When we take the automotive market in the era of the Internet of the Objects (IoT), most of us will think of the “connected car” or “Google car”. Today, the advantages of IoT are consumer-oriented and offer only basic functions, including convenience, maintenance and safety. Tomorrow, our interactions with our cars will be very different. As the tests and developments currently carried out by Google on his stand-alone car, one day we all may be passengers in cars that are able to communicate with each other. The aim of the connected car is to optimize our journeys and take us from point A to point B in maximum safety.
In the United States, when talking about security, the broadcast on CBS of a report on the piracy of a connected Jeep has marked the spirits. Was it impressive? Yes, but by pointing the spotlight on a potentially critical defect and a safety fault, the emission mainly caused the recall of 1.4 million vehicles.
Car manufacturers are also relying on their connected features, such as on-board wifi or mobile applications that control door closures – or even start vehicles. With all these “plugged in” features, the novelty criterion takes precedence over the negative consequences. But what happens when a consumer gets his phone stolen? Are there any security and authentication measures to ensure that the car will not be stolen as well?
As consumers, do we have to worry? Maybe or maybe not, it is probably too early to speak of an epidemic. However, we should begin to pay close attention to these connected features and their positive or negative impact on us. We will have to deal with these security issues, especially as the number of vehicles with integrated features is increasing. It is our security, and the confidentiality of our personal data and our property.
New risks for car manufacturers
For the moment, the first to be concerned about these vulnerabilities are the car manufacturers. A negative report at prime time, as in the example above, can have disastrous consequences on brand image and reputation. Such vulnerabilities also put consumers at risk and explode the costs of warranty repairs, as more than one million vehicles are affected. No one wishes to be associated with such an incident or to have to pay the bill for such heavy reputation damage. To limit the damage, Fiat Chrysler had to recall its vehicles in number and bear the related costs. If a dramatic accident had occurred, the consequences would have been irreparable; the manufacturer would also have played its survival.
Fortunately, the automotive industry has become aware of the problem. Cybersecurity is now on the agenda of the Alliance of Automobile Manufacturers, an association of 12 automakers including BMW, Fiat Chrysler, Ford, GM, Jaguar Land Rover, Mazda, Mercedes-Benz, Mitsubishi, Porsche, Toyota, VW and Volvo.
But for automakers, this type of incident is perhaps only the tip of the iceberg. If the exploits of hackers able to partially take control of a vehicle attract the attention of the media, what happens in the engineering and manufacturing phase is otherwise more sensitive.

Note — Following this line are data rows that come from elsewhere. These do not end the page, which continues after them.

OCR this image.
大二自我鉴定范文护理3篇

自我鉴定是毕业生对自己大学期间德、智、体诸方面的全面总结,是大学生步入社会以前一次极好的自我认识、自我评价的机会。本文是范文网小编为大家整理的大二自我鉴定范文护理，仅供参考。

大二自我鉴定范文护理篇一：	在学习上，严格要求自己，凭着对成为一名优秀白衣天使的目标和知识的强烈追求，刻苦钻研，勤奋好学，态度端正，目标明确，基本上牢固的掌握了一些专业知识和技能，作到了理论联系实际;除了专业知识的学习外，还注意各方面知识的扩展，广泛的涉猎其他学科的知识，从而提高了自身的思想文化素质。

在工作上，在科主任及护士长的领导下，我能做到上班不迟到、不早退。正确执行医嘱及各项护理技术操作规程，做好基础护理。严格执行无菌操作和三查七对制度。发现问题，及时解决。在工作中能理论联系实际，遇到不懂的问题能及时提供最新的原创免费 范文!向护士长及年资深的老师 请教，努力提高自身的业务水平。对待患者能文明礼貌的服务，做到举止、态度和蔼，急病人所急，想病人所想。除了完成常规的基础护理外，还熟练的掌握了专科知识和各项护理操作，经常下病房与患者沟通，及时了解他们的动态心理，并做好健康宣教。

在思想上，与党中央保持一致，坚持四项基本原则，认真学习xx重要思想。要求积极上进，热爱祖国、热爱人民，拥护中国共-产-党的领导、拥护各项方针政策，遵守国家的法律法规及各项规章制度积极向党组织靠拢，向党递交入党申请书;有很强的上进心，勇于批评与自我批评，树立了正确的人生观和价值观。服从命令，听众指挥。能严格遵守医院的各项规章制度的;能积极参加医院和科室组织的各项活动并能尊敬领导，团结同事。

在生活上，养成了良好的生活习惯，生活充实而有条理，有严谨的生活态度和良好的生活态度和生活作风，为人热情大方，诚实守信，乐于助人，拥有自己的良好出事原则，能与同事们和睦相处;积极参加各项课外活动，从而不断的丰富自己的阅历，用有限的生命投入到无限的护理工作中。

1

Safety, a concern in manufacturers’ workshops
Before a car takes off, its manufacture obeys extremely precise processes that meet drastic quality standards. The safety of each depends on the quality of the vehicles manufactured and sold. Today, the manufacturing process is almost entirely automated. To optimize this process, manufacturing sites and equipment are interconnected. This facilitates the analysis and sharing of critical data. This is called the Industrial Internet of Things (IIoT), or Industry 4.0. The use of these data can be extremely powerful and save manufacturers millions of dollars. But the interconnection of these devices also opens the door to new vulnerabilities that can put the builder, his employees and his customers at risk.
Imagine that part of a manufacturing equipment or software service is compromised during an attack. Serious problems can then arise. If a hacker accesses a temperature monitoring sensor on manufacturing equipment, how could this affect the safety of employees? Now what would happen if there was a malicious modification of the software to indicate to equipment the number of bolts to install to fix the chassis of a car on the assembly line? How would this affect consumer safety? It is behind the scenes of the industrial Internet of objects that security scenarios must be rewritten before they make the headlines.
Ensuring the integrity of firmwares
Now that cars are more than just computer-based wheeled computers, vehicle functions are controlled by an impressive number of embedded software and firmware. Initial installation of these software and firmware is done at the factory during manufacture, usually in a controlled environment. Time-tested and mile-tested vehicles will later need to upgrade their software and firmware.
These operations could be carried out by authorized dealers or any mechanic who has access to the vehicle. But how to know if the software or firmware installed on your car is the right one? Probably both you and your garage guy have no idea. However, if the software / firmware were signed, their integrity could be validated. Thus, only the appropriate updates would be installed, preventing the installation of malicious software or firmware on your vehicle.